Il dipendente si ammala perché vittima di "mobbing"? Impossibile licenziarlo, anche se la somma delle sue assenze dal luogo in cui svolge l'attività supera il periodo di comporto (l'arco temporale stabilito dalla legge). E' quanto sancisce la Cassazione che, con la sentenza numero 22568, ha respinto il ricorso con cui una società di Brugherio (Monza e Brianza), proprietaria di un supermercato, chiedeva l'interruzione del rapporto lavorativo di un addetto del reparto macelleria, sostenendo che le troppe giornate in cui non si era presentato in ditta fossero sufficienti a giustificarne la perdita del diritto al posto.

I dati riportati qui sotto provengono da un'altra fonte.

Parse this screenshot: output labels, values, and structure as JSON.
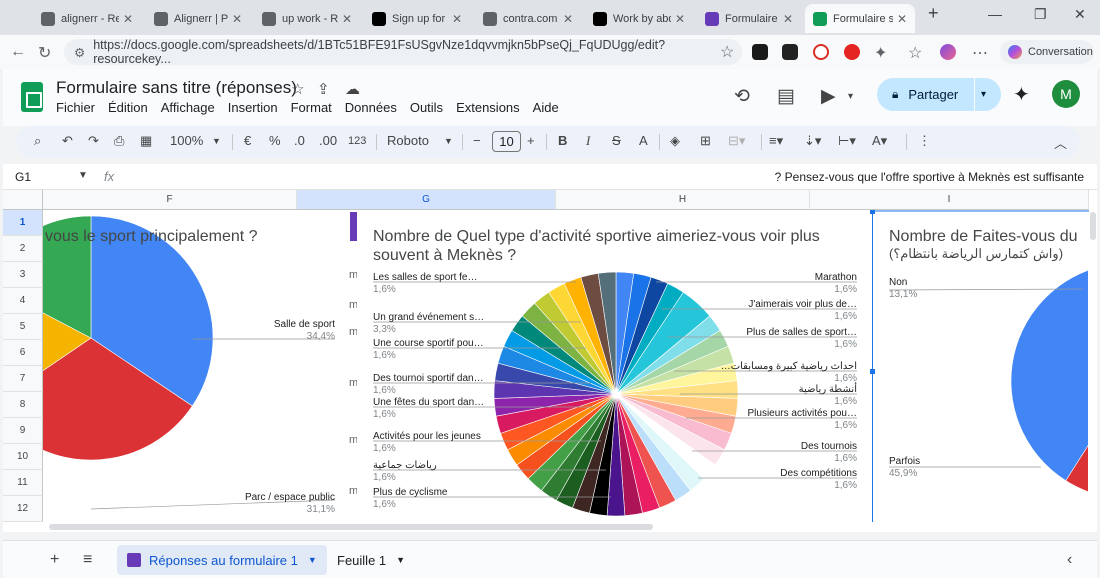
{
  "browser": {
    "tabs": [
      {
        "label": "alignerr - Rec",
        "favicon": "search-icon",
        "color": "#5f6368"
      },
      {
        "label": "Alignerr | Pow",
        "favicon": "triangle-icon",
        "color": "#5f6368"
      },
      {
        "label": "up work - Rec",
        "favicon": "search-icon",
        "color": "#5f6368"
      },
      {
        "label": "Sign up for U",
        "favicon": "upwork-icon",
        "color": "#000000"
      },
      {
        "label": "contra.com - ",
        "favicon": "search-icon",
        "color": "#5f6368"
      },
      {
        "label": "Work by abde",
        "favicon": "contra-icon",
        "color": "#000000"
      },
      {
        "label": "Formulaire sa",
        "favicon": "forms-icon",
        "color": "#673ab7"
      },
      {
        "label": "Formulaire sa",
        "favicon": "sheets-icon",
        "color": "#0f9d58",
        "active": true
      }
    ],
    "url": "https://docs.google.com/spreadsheets/d/1BTc51BFE91FsUSgvNze1dqvvmjkn5bPseQj_FqUDUgg/edit?resourcekey...",
    "conversation_label": "Conversation"
  },
  "sheets": {
    "title": "Formulaire sans titre (réponses)",
    "menu": [
      "Fichier",
      "Édition",
      "Affichage",
      "Insertion",
      "Format",
      "Données",
      "Outils",
      "Extensions",
      "Aide"
    ],
    "share_label": "Partager",
    "avatar_letter": "M",
    "toolbar": {
      "zoom": "100%",
      "currency": "€",
      "percent": "%",
      "dec_less": ".0",
      "dec_more": ".00",
      "number_format": "123",
      "font": "Roboto",
      "font_size": "10",
      "bold": "B",
      "italic": "I",
      "strike": "S",
      "text_color": "A"
    },
    "name_box": "G1",
    "fx": "fx",
    "formula": "? Pensez-vous que l'offre sportive à Meknès est suffisante",
    "columns": [
      "F",
      "G",
      "H",
      "I"
    ],
    "selected_column": "G",
    "rows": [
      "1",
      "2",
      "3",
      "4",
      "5",
      "6",
      "7",
      "8",
      "9",
      "10",
      "11",
      "12"
    ],
    "selected_row": "1",
    "cell_peek": "m",
    "sheet_tabs": [
      {
        "label": "Réponses au formulaire 1",
        "active": true
      },
      {
        "label": "Feuille 1",
        "active": false
      }
    ]
  },
  "chart_data": [
    {
      "type": "pie",
      "title": "vous le sport principalement ?",
      "slices": [
        {
          "label": "Salle de sport",
          "value": 34.4,
          "color": "#4285f4"
        },
        {
          "label": "Parc / espace public",
          "value": 31.1,
          "color": "#db3236"
        },
        {
          "label": "",
          "value": 17.2,
          "color": "#f4b400"
        },
        {
          "label": "",
          "value": 17.3,
          "color": "#34a853"
        }
      ],
      "labels_shown": [
        {
          "label": "Salle de sport",
          "pct": "34,4%"
        },
        {
          "label": "Parc / espace public",
          "pct": "31,1%"
        }
      ]
    },
    {
      "type": "pie",
      "title": "Nombre de Quel type d'activité sportive aimeriez-vous voir plus souvent à Meknès ?",
      "slices_count": 42,
      "left_labels": [
        {
          "label": "Les salles de sport fe…",
          "pct": "1,6%"
        },
        {
          "label": "Un grand événement s…",
          "pct": "3,3%"
        },
        {
          "label": "Une course sportif pou…",
          "pct": "1,6%"
        },
        {
          "label": "Des tournoi sportif dan…",
          "pct": "1,6%"
        },
        {
          "label": "Une fêtes du sport dan…",
          "pct": "1,6%"
        },
        {
          "label": "Activités pour les jeunes",
          "pct": "1,6%"
        },
        {
          "label": "رياضات جماعية",
          "pct": "1,6%"
        },
        {
          "label": "Plus de cyclisme",
          "pct": "1,6%"
        }
      ],
      "right_labels": [
        {
          "label": "Marathon",
          "pct": "1,6%"
        },
        {
          "label": "J'aimerais voir plus de…",
          "pct": "1,6%"
        },
        {
          "label": "Plus de salles de sport…",
          "pct": "1,6%"
        },
        {
          "label": "…احداث رياضية كبيرة ومسابقات",
          "pct": "1,6%"
        },
        {
          "label": "أنشطة رياضية",
          "pct": "1,6%"
        },
        {
          "label": "Plusieurs activités pou…",
          "pct": "1,6%"
        },
        {
          "label": "Des tournois",
          "pct": "1,6%"
        },
        {
          "label": "Des compétitions",
          "pct": "1,6%"
        }
      ],
      "colors": [
        "#4285f4",
        "#1a73e8",
        "#0d47a1",
        "#00acc1",
        "#26c6da",
        "#80deea",
        "#a5d6a7",
        "#c5e1a5",
        "#fff59d",
        "#ffe082",
        "#ffcc80",
        "#ffab91",
        "#f8bbd0",
        "#fce4ec",
        "#ffffff",
        "#e0f7fa",
        "#bbdefb",
        "#ef5350",
        "#e91e63",
        "#ad1457",
        "#4a148c",
        "#000000",
        "#3e2723",
        "#1b5e20",
        "#2e7d32",
        "#43a047",
        "#f4511e",
        "#fb8c00",
        "#ff5722",
        "#d81b60",
        "#8e24aa",
        "#5e35b1",
        "#3949ab",
        "#1e88e5",
        "#039be5",
        "#00897b",
        "#7cb342",
        "#c0ca33",
        "#fdd835",
        "#ffb300",
        "#6d4c41",
        "#546e7a"
      ]
    },
    {
      "type": "pie",
      "title": "Nombre de Faites-vous du",
      "subtitle": "(واش كتمارس الرياضة بانتظام؟)",
      "slices": [
        {
          "label": "Non",
          "value": 13.1,
          "color": "#f4b400"
        },
        {
          "label": "Parfois",
          "value": 45.9,
          "color": "#db3236"
        },
        {
          "label": "",
          "value": 41.0,
          "color": "#4285f4"
        }
      ],
      "labels_shown": [
        {
          "label": "Non",
          "pct": "13,1%"
        },
        {
          "label": "Parfois",
          "pct": "45,9%"
        }
      ]
    }
  ]
}
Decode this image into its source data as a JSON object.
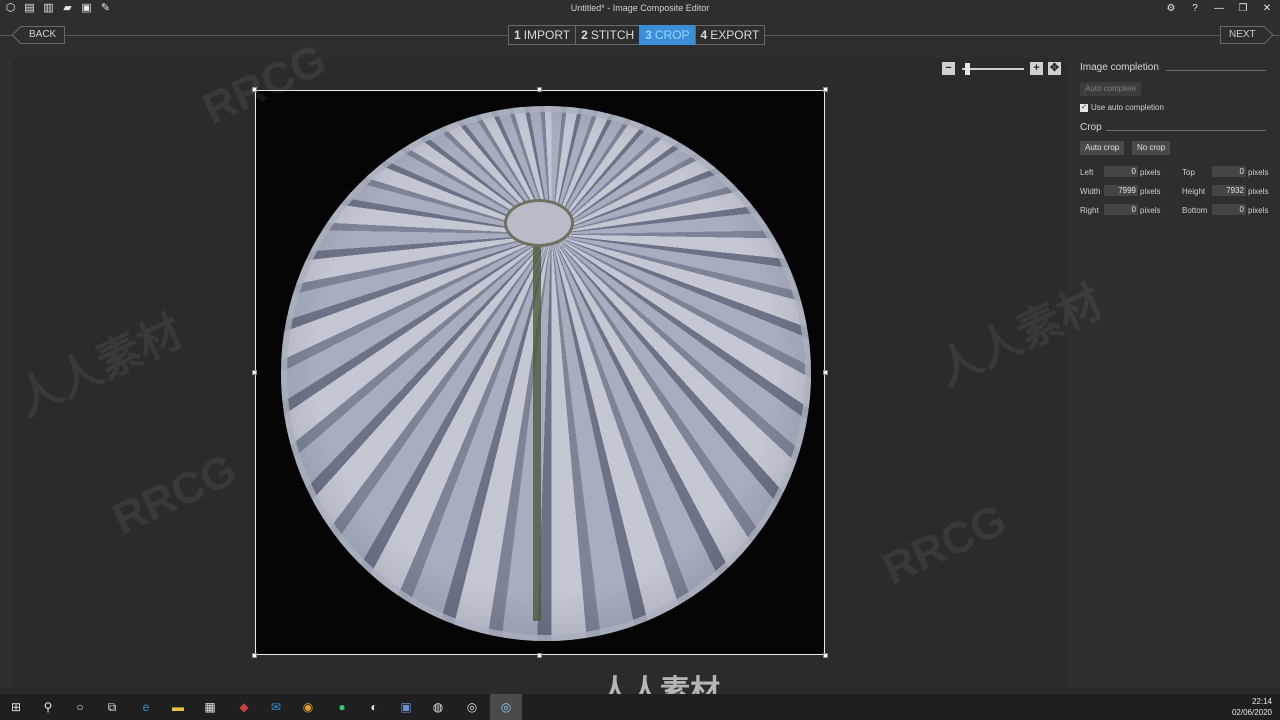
{
  "window": {
    "title": "Untitled* - Image Composite Editor",
    "toolbar_icons": [
      "new-panorama-icon",
      "new-from-video-icon",
      "new-composite-icon",
      "open-icon",
      "save-icon",
      "export-icon"
    ],
    "controls": [
      "gear-icon",
      "help-icon",
      "minimize-icon",
      "maximize-icon",
      "close-icon"
    ]
  },
  "nav": {
    "back_label": "BACK",
    "next_label": "NEXT",
    "steps": [
      {
        "num": "1",
        "label": "IMPORT"
      },
      {
        "num": "2",
        "label": "STITCH"
      },
      {
        "num": "3",
        "label": "CROP"
      },
      {
        "num": "4",
        "label": "EXPORT"
      }
    ],
    "active_step": 3
  },
  "zoom": {
    "minus": "−",
    "plus": "+",
    "level": 0.05
  },
  "panel": {
    "completion_heading": "Image completion",
    "auto_complete_label": "Auto complete",
    "use_auto_completion_label": "Use auto completion",
    "use_auto_completion_checked": true,
    "crop_heading": "Crop",
    "auto_crop_label": "Auto crop",
    "no_crop_label": "No crop",
    "fields": {
      "left": {
        "label": "Left",
        "value": "0",
        "unit": "pixels"
      },
      "top": {
        "label": "Top",
        "value": "0",
        "unit": "pixels"
      },
      "width": {
        "label": "Width",
        "value": "7999",
        "unit": "pixels"
      },
      "height": {
        "label": "Height",
        "value": "7932",
        "unit": "pixels"
      },
      "right": {
        "label": "Right",
        "value": "0",
        "unit": "pixels"
      },
      "bottom": {
        "label": "Bottom",
        "value": "0",
        "unit": "pixels"
      }
    }
  },
  "watermarks": [
    "RRCG",
    "人人素材"
  ],
  "taskbar": {
    "time": "22:14",
    "date": "02/06/2020",
    "apps": [
      "start-icon",
      "search-icon",
      "cortana-icon",
      "task-view-icon",
      "edge-icon",
      "explorer-icon",
      "store-icon",
      "app-icon",
      "mail-icon",
      "chrome-icon",
      "spotify-icon",
      "app-icon",
      "app-icon",
      "app-icon",
      "app-icon",
      "ice-icon"
    ]
  },
  "colors": {
    "accent": "#3a8fd8",
    "background": "#2b2b2b",
    "panel": "#2e2e2e"
  }
}
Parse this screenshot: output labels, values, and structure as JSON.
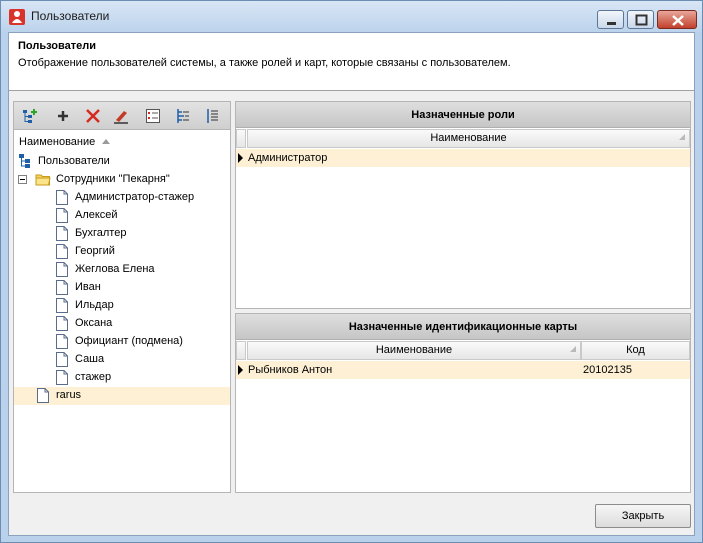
{
  "window": {
    "title": "Пользователи",
    "controls": {
      "minimize": "minimize",
      "maximize": "maximize",
      "close": "close"
    }
  },
  "header": {
    "title": "Пользователи",
    "description": "Отображение пользователей системы, а также ролей и карт, которые связаны с пользователем."
  },
  "toolbar": {
    "buttons": [
      {
        "name": "add-group",
        "icon": "tree-add-icon"
      },
      {
        "name": "add",
        "icon": "plus-icon"
      },
      {
        "name": "delete",
        "icon": "red-x-icon"
      },
      {
        "name": "edit",
        "icon": "pencil-icon"
      },
      {
        "name": "properties",
        "icon": "list-properties-icon"
      },
      {
        "name": "expand-all",
        "icon": "tree-expand-icon"
      },
      {
        "name": "collapse-all",
        "icon": "tree-collapse-icon"
      }
    ]
  },
  "tree": {
    "column_header": "Наименование",
    "root": "Пользователи",
    "group": "Сотрудники \"Пекарня\"",
    "users": [
      "Администратор-стажер",
      "Алексей",
      "Бухгалтер",
      "Георгий",
      "Жеглова Елена",
      "Иван",
      "Ильдар",
      "Оксана",
      "Официант (подмена)",
      "Саша",
      "стажер"
    ],
    "extra_user": "rarus"
  },
  "roles": {
    "title": "Назначенные роли",
    "column_name": "Наименование",
    "rows": [
      {
        "name": "Администратор"
      }
    ]
  },
  "cards": {
    "title": "Назначенные идентификационные карты",
    "column_name": "Наименование",
    "column_code": "Код",
    "rows": [
      {
        "name": "Рыбников Антон",
        "code": "20102135"
      }
    ]
  },
  "footer": {
    "close_label": "Закрыть"
  },
  "colors": {
    "selection": "#fdf0d5",
    "title_bar": "#bcd3ec",
    "close_button": "#c2402c"
  }
}
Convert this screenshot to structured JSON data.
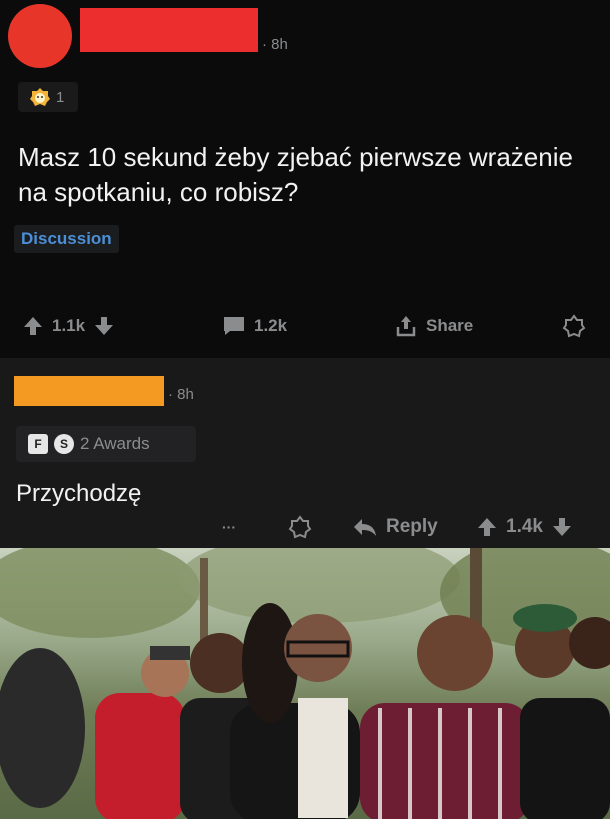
{
  "post": {
    "time": "· 8h",
    "award_count": "1",
    "title": "Masz 10 sekund żeby zjebać pierwsze wrażenie na spotkaniu, co robisz?",
    "flair": "Discussion",
    "actions": {
      "upvotes": "1.1k",
      "comments": "1.2k",
      "share": "Share"
    }
  },
  "comment": {
    "time": "· 8h",
    "awards_label": "2 Awards",
    "award_badges": [
      "F",
      "S"
    ],
    "body": "Przychodzę",
    "actions": {
      "more": "···",
      "reply": "Reply",
      "votes": "1.4k"
    }
  },
  "colors": {
    "post_bg": "#0b0b0c",
    "comment_bg": "#191919",
    "flair_text": "#4b8fd6",
    "avatar_red": "#e8352a",
    "redact_red": "#ec2e2e",
    "redact_orange": "#f49a22",
    "meta_gray": "#8a8c8e"
  }
}
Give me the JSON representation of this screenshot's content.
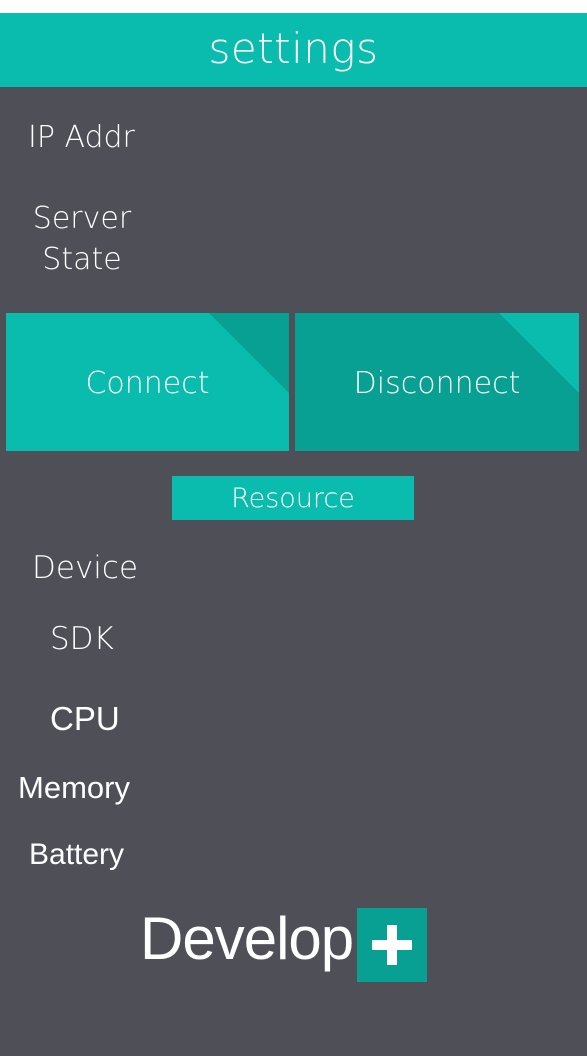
{
  "header": {
    "title": "settings"
  },
  "info": {
    "ip_label": "IP Addr",
    "server_state_line1": "Server",
    "server_state_line2": "State"
  },
  "actions": {
    "connect_label": "Connect",
    "disconnect_label": "Disconnect"
  },
  "resource": {
    "title": "Resource",
    "items": [
      "Device",
      "SDK",
      "CPU",
      "Memory",
      "Battery"
    ]
  },
  "logo": {
    "text": "Develop",
    "icon": "plus-icon"
  },
  "colors": {
    "accent": "#0abcad",
    "accent_dark": "#07a093",
    "background": "#4f4f58",
    "text": "#ffffff"
  }
}
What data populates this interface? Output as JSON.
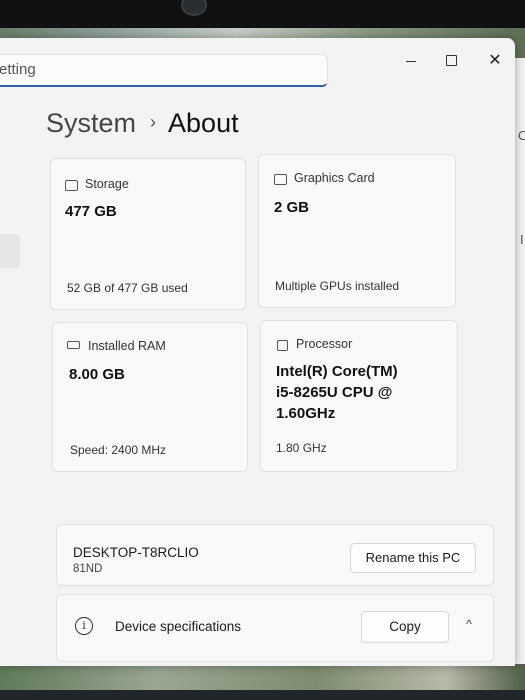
{
  "window": {
    "search_text": "etting",
    "caption": {
      "min": "—",
      "max": "□",
      "close": "✕"
    }
  },
  "breadcrumb": {
    "parent": "System",
    "separator": "›",
    "current": "About"
  },
  "cards": {
    "storage": {
      "icon": "storage-icon",
      "label": "Storage",
      "value": "477 GB",
      "detail": "52 GB of 477 GB used"
    },
    "graphics": {
      "icon": "graphics-card-icon",
      "label": "Graphics Card",
      "value": "2 GB",
      "detail": "Multiple GPUs installed"
    },
    "ram": {
      "icon": "ram-icon",
      "label": "Installed RAM",
      "value": "8.00 GB",
      "detail": "Speed: 2400 MHz"
    },
    "processor": {
      "icon": "processor-icon",
      "label": "Processor",
      "value_lines": [
        "Intel(R) Core(TM)",
        "i5-8265U CPU @",
        "1.60GHz"
      ],
      "detail": "1.80 GHz"
    }
  },
  "device": {
    "name": "DESKTOP-T8RCLIO",
    "model": "81ND",
    "rename_label": "Rename this PC"
  },
  "specs": {
    "label": "Device specifications",
    "copy_label": "Copy",
    "chevron": "^"
  },
  "background_glyphs": [
    "C",
    "I"
  ]
}
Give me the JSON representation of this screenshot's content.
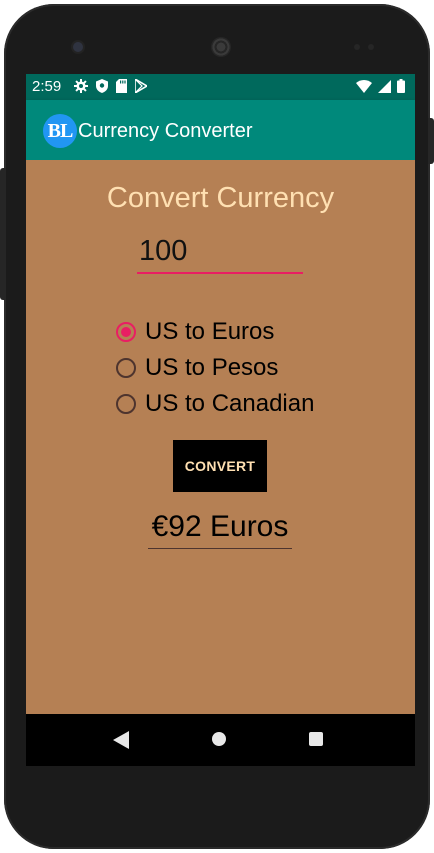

Opinione rigettata dalla Suprema corte che ha, invece, confermato, come già stabilito prima dal tribunale di Monza e poi dalla Corte d'appello nel 2010, che erano "imputabili alla responsabilità del datore di lavoro le assenze per malattia" dell'uomo e, di conseguenza, i giorni di assenza erano irrilevanti "ai fini del calcolo del periodo di comporto".


 


Fonte: ItaliaOggi del 03 ottobre 2013 (pagina 34)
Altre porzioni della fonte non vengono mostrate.